Just two days ago I became aware of the controversy over a new version of the very popular video game “Active Shooter.” The game’s designers have included a module/section/world–whatever that permits the player to select a school shooter experience. As predictable, instant outrage has erupted everywhere in the media. My reaction was typical I suppose, thinking things like this is not appropriate, this is the height of bad taste, how could anyone be so heartless/clueless etc. My second line of reactions centered on anyone who has suffered trauma from school shootings lost someone to such incidents etc.
Then I realized that my son and I have this game and have played for a few years. He is my last “yearling” as I sometimes call him, near graduation, avid video game player since his youngest days with a Nintendo DS etc. I also realized that this kind of game and this game itself is one of the few I can master. I can shoot bad guys and terrorists through the rifle’s sights. I can hold my own in car racing games, Donkey Kong, and older generation games. All these have the forgiving characteristic that the controls are very simple; anything more complicated and I cannot keep up or play at all. After a few years of trying and occasional exasperated tutoring from my son, it has been clear to him for a long time, I have maxed out my hand-eye, and hand finger coordination and dexterity and I will never ever get beyond a certain level. So when he buys a new game, he will say, “Dad this is too hard for you (too, like all the others).” When we peruse the new games highlighted in his various game magazines, he will point to some fluff or “baby” game and tease me that this is one I can handle.

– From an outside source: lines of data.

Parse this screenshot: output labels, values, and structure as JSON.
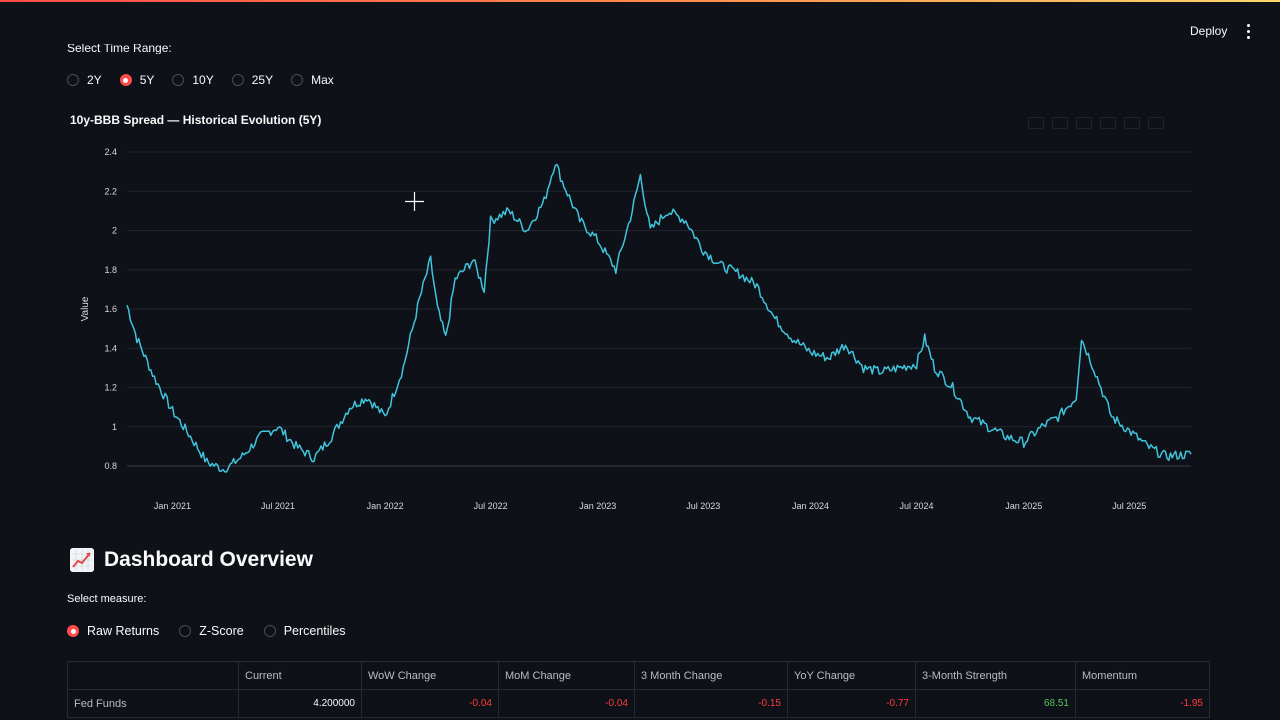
{
  "header": {
    "deploy_label": "Deploy",
    "menu_icon": "vertical-dots-icon"
  },
  "time_range": {
    "label": "Select Time Range:",
    "options": [
      "2Y",
      "5Y",
      "10Y",
      "25Y",
      "Max"
    ],
    "selected": "5Y"
  },
  "chart_title": "10y-BBB Spread — Historical Evolution (5Y)",
  "chart_data": {
    "type": "line",
    "title": "10y-BBB Spread — Historical Evolution (5Y)",
    "xlabel": "",
    "ylabel": "Value",
    "ylim": [
      0.8,
      2.4
    ],
    "yticks": [
      "0.8",
      "1",
      "1.2",
      "1.4",
      "1.6",
      "1.8",
      "2",
      "2.2",
      "2.4"
    ],
    "xticks": [
      "Jan 2021",
      "Jul 2021",
      "Jan 2022",
      "Jul 2022",
      "Jan 2023",
      "Jul 2023",
      "Jan 2024",
      "Jul 2024",
      "Jan 2025",
      "Jul 2025"
    ],
    "xrange": [
      "2020-10-15",
      "2025-10-15"
    ],
    "line_color": "#3fc4dc",
    "grid": true,
    "series": [
      {
        "x": [
          "2020-10-15",
          "2020-11-01",
          "2020-12-01",
          "2021-01-01",
          "2021-02-01",
          "2021-03-01",
          "2021-04-01",
          "2021-05-01",
          "2021-06-01",
          "2021-07-01",
          "2021-08-01",
          "2021-09-01",
          "2021-10-01",
          "2021-11-01",
          "2021-12-01",
          "2022-01-01",
          "2022-02-01",
          "2022-03-01",
          "2022-03-20",
          "2022-04-01",
          "2022-04-15",
          "2022-05-01",
          "2022-06-01",
          "2022-06-20",
          "2022-07-01",
          "2022-08-01",
          "2022-09-01",
          "2022-10-01",
          "2022-10-20",
          "2022-11-01",
          "2022-12-01",
          "2023-01-01",
          "2023-02-01",
          "2023-03-01",
          "2023-03-15",
          "2023-04-01",
          "2023-05-01",
          "2023-06-01",
          "2023-07-01",
          "2023-08-01",
          "2023-09-01",
          "2023-10-01",
          "2023-11-01",
          "2023-12-01",
          "2024-01-01",
          "2024-02-01",
          "2024-03-01",
          "2024-04-01",
          "2024-05-01",
          "2024-06-01",
          "2024-07-01",
          "2024-07-15",
          "2024-08-01",
          "2024-09-01",
          "2024-10-01",
          "2024-11-01",
          "2024-12-01",
          "2025-01-01",
          "2025-02-01",
          "2025-03-01",
          "2025-04-01",
          "2025-04-10",
          "2025-05-01",
          "2025-06-01",
          "2025-07-01",
          "2025-08-01",
          "2025-09-01",
          "2025-10-15"
        ],
        "y": [
          1.62,
          1.45,
          1.25,
          1.08,
          0.95,
          0.82,
          0.78,
          0.85,
          0.95,
          1.0,
          0.9,
          0.84,
          0.95,
          1.1,
          1.15,
          1.05,
          1.3,
          1.65,
          1.85,
          1.6,
          1.45,
          1.75,
          1.85,
          1.7,
          2.05,
          2.1,
          2.0,
          2.15,
          2.35,
          2.25,
          2.05,
          1.95,
          1.8,
          2.1,
          2.28,
          2.0,
          2.1,
          2.05,
          1.9,
          1.82,
          1.78,
          1.72,
          1.55,
          1.45,
          1.38,
          1.35,
          1.42,
          1.3,
          1.28,
          1.3,
          1.32,
          1.45,
          1.3,
          1.2,
          1.05,
          1.0,
          0.95,
          0.92,
          1.0,
          1.05,
          1.15,
          1.45,
          1.3,
          1.05,
          0.98,
          0.9,
          0.85,
          0.86
        ]
      }
    ]
  },
  "dashboard": {
    "title": "Dashboard Overview",
    "measure_label": "Select measure:",
    "measures": [
      "Raw Returns",
      "Z-Score",
      "Percentiles"
    ],
    "selected_measure": "Raw Returns",
    "columns": [
      "",
      "Current",
      "WoW Change",
      "MoM Change",
      "3 Month Change",
      "YoY Change",
      "3-Month Strength",
      "Momentum"
    ],
    "rows": [
      {
        "name": "Fed Funds",
        "current": "4.200000",
        "wow": "-0.04",
        "mom": "-0.04",
        "three_month": "-0.15",
        "yoy": "-0.77",
        "strength": "68.51",
        "momentum": "-1.95"
      }
    ]
  }
}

So this is my confession, the one person shooter, sniper type games are ones I can handle in my gaming dotage, and this game I enjoy and like. Gets out my aggression harmlessly etc. I also take goofy solace in thinking that if all kids are as skilled as my son and ALL his friends are on this type game, the Taliban do not stand a chance if they invade here. First, their gun-owning fathers will wipe them out and the sons will take care of the second wave as all dads would look on with pride. I am safe here and video games probably help to make it so…
But this issue of treating school shootings so cavalierly has ‘crossed the line’ for almost all of us. It was inevitable this would happen in our take any opportunity to make money society I suppose. I do not think that somehow trivializing school shooting into a widely loved video game will subtly train teens to not do such horrific acts. So no, I do not see some noble methodology of prevention at work here.